Sloane se acercó a la verja, con Zadkiel cubriéndole la espalda como una sombra letal.
—No tengo nada que vender, señor Vance —respondió Sloane, su voz recuperando esa frialdad de "Reina"—. Y si viene por la Fundación Kismet, llegue tarde. El dinero ya no me pertenece.
Vance sonrió, una sonrisa profesional pero con un brillo de interés real.
—No vengo por el dinero de su padre. Vengo por su mente. Hemos seguido el juicio. Hemos visto cómo desmanteló una red de apuestas internacional y un imperio deportivo en menos de setenta y dos horas usando nada más que su capacidad analítica y un acceso limitado a datos. En Vanguard nos dedicamos a la detección de talentos no convencionales. Queremos que trabaje para nosotros como consultora externa de riesgos.
Zadkiel soltó una carcajada amarga tras ella.
—¿Consultora de riesgos? —se burló él—. Ella acaba de salir de un juzgado con tres mil horas de servicio comunitario. ¿Qué os hace creer que va a querer volver a ese mundo de buitres?
Vance ignoró a Zadkiel y mantuvo la vista en Sloane.
—Precisamente por eso la queremos. Usted conoce el sistema desde dentro, conoce sus grietas y sabe cómo se manipulan los hilos. Ofrecemos un salario que sacaría a este centro juvenil de la ruina en un mes, y la posibilidad de limpiar su historial profesional de forma legal.
Sloane miró hacia atrás, hacia los chicos que esperaban en la cancha, hacia el aro roto y hacia Zadkiel. La tentación era enorme. Volver al poder, a las pantallas de alta resolución, a ser la persona más inteligente de la habitación. Era el camino fácil. Era el camino que Silas le había marcado desde que nació.

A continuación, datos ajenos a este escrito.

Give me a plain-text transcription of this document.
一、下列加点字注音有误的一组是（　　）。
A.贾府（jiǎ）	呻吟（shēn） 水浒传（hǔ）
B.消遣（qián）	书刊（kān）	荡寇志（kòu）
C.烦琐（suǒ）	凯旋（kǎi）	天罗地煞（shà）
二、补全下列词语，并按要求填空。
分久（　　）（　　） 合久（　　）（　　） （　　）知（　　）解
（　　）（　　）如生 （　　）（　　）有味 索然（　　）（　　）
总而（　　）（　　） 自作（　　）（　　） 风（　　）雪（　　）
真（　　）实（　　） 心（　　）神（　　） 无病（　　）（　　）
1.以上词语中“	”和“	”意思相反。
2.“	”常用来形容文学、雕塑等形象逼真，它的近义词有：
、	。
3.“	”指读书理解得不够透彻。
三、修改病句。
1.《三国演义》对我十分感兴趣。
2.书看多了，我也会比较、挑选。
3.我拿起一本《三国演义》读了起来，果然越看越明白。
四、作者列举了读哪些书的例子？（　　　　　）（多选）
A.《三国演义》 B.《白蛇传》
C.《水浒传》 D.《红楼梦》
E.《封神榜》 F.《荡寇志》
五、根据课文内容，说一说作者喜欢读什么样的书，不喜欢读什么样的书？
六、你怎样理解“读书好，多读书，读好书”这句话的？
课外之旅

—Dígale a su firma que agradezco el interés —dijo Sloane, sintiendo una paz extraña al pronunciar las palabras—. Pero ya he terminado de analizar riesgos para gente que solo busca ganar dinero. Ahora estoy analizando cómo salvar vidas. El centro juvenil no está en venta, y mi mente tampoco.
Vance asintió, sin parecer sorprendido. Sacó una tarjeta de su bolsillo y la dejó en el poste de la verja.

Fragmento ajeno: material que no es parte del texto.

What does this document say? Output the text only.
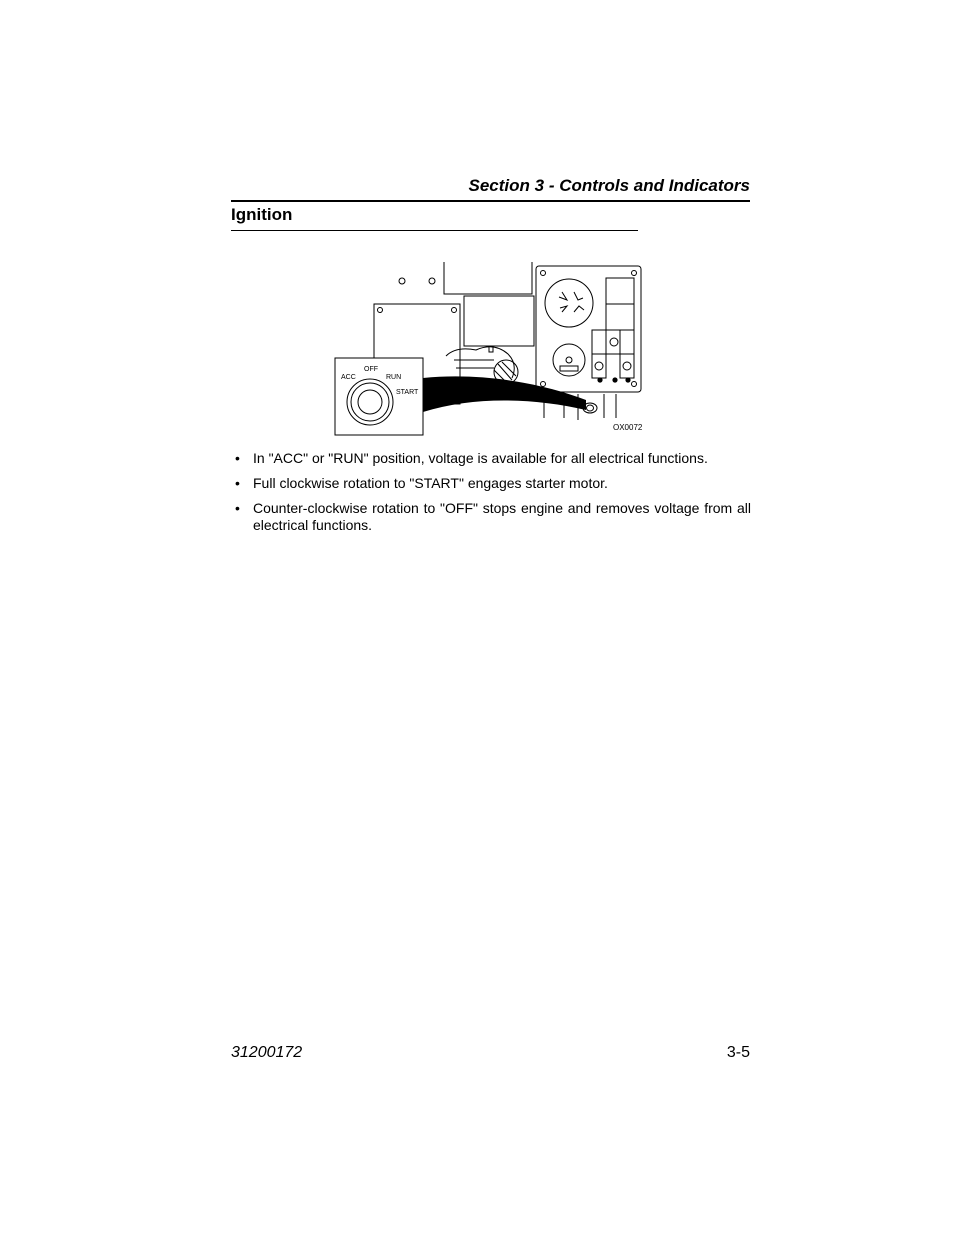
Section 3 - Controls and Indicators
Ignition
OFF
ACC	RUN
START
OX0072
• In "ACC" or "RUN" position, voltage is available for all electrical functions.
• Full clockwise rotation to "START" engages starter motor.
• Counter-clockwise rotation to "OFF" stops engine and removes voltage from all electrical functions.
31200172	3-5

—La oferta sigue en pie, señorita Kismet. Personas como usted no pueden quedarse en las sombras mucho tiempo. El caos siempre acaba reclamando a sus reyes.
La furgoneta se alejó, dejando una nube de polvo y silencio. Zadkiel se acercó a ella y tomó la tarjeta, rompiéndola en pedazos sin decir una palabra.

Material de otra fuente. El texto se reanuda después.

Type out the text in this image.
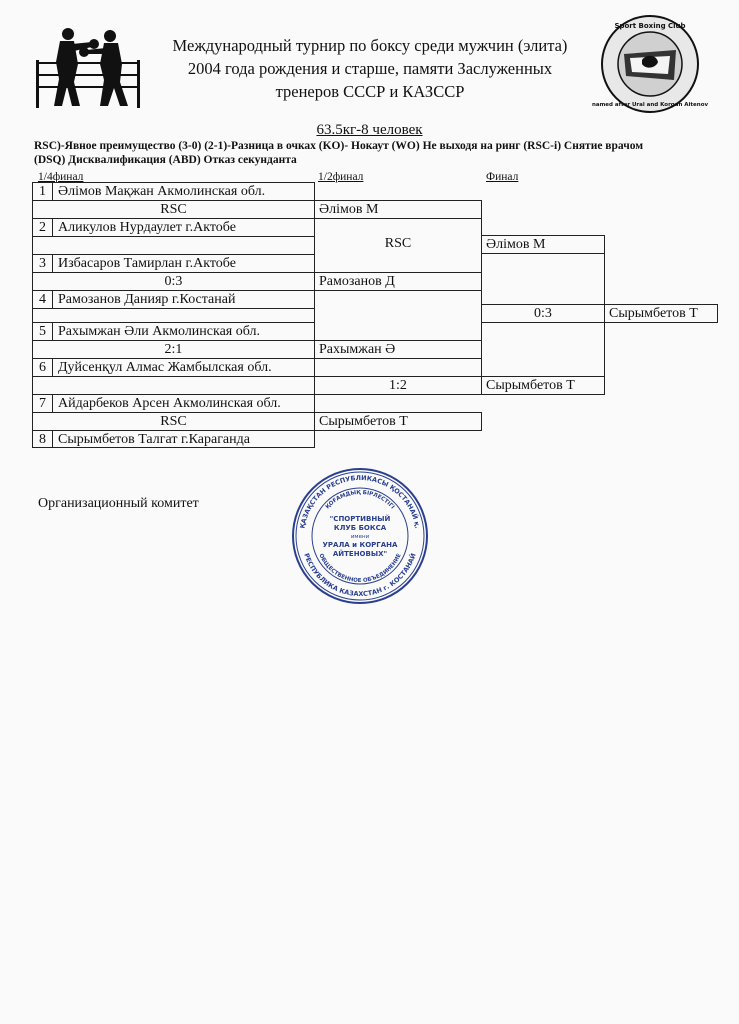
Международный турнир по боксу среди мужчин (элита)
2004 года рождения и старше, памяти Заслуженных
тренеров СССР и КАЗССР
Sport Boxing Club
named after Ural and Korgan Aitenov
63.5кг-8 человек
RSC)-Явное преимущество (3-0) (2-1)-Разница в очках (KO)- Нокаут (WO) Не выходя на ринг (RSC-i) Снятие врачом
(DSQ) Дисквалификация (ABD) Отказ секунданта
1/4финал	1/2финал	Финал
1 Әлімов Мақжан Акмолинская обл.
RSC
2 Аликулов Нурдаулет г.Актобе
3 Избасаров Тамирлан г.Актобе
0:3
4 Рамозанов Данияр г.Костанай
5 Рахымжан Әли Акмолинская обл.
2:1
6 Дуйсенқул Алмас Жамбылская обл.
7 Айдарбеков Арсен Акмолинская обл.
RSC
8 Сырымбетов Талгат г.Караганда
Әлімов М
RSC
Рамозанов Д
Рахымжан Ә
1:2
Сырымбетов Т
Әлімов М
0:3
Сырымбетов Т
Сырымбетов Т
Организационный комитет
ҚАЗАҚСТАН РЕСПУБЛИКАСЫ ҚОСТАНАЙ қ.
РЕСПУБЛИКА КАЗАХСТАН г. КОСТАНАЙ
ҚОҒАМДЫҚ БІРЛЕСТІГІ
ОБЩЕСТВЕННОЕ ОБЪЕДИНЕНИЕ
"СПОРТИВНЫЙ
КЛУБ БОКСА
имени
УРАЛА и КОРГАНА
АЙТЕНОВЫХ"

—Buena jugada, Reina —susurró él—. Pero sabes que esto es solo el principio. Los buitres van a seguir oliendo tu talento a kilómetros de distancia.
Esa tarde, el trabajo en el centro se volvió más intenso. Sloane decidió que era hora de aplicar su "nuevo código". Reunió a los chicos en un semicírculo sobre el asfalto caliente.
—Escuchadme —empezó ella—. El mundo os va a ofrecer atajos. Os van a decir que podéis ganar rápido si vendéis vuestra lealtad. Os acaban de ofrecer un ejemplo en esa furgoneta. Pero recordad esto: en el tablero de los poderosos, vosotros siempre seréis peones sacrificables. La única forma de no ser un peón es construir vuestro propio tablero.
Uno de los chicos, el más joven, levantó la mano.
—¿Y qué pasa si no tenemos madera para construirlo, Kismet?
Sloane se agachó para estar a su altura, ignorando el dolor punzante en su rodilla.
—Entonces la madera la buscaremos juntos. Aquí no hay capitanes, solo hay equipo. Si uno cae, la estrategia cambia para levantarlo. Eso es lo que mi padre nunca entendió. Él creía en el sacrificio; yo creo en la cobertura.
Zadkiel, que estaba sentado en una de las cajas de madera, la miraba con una expresión que Sloane nunca había visto: era pura admiración, sin rastro de lujuria o de posesividad. Era el reconocimiento de un igual.
Al terminar la jornada, mientras el sol se ponía tras los edificios industriales de Oakridge, Sloane y Zadkiel caminaban hacia la moto. De repente, el teléfono de Sloane vibró. Era un mensaje de un número desconocido, pero el contenido hizo que se le detuviera el pulso.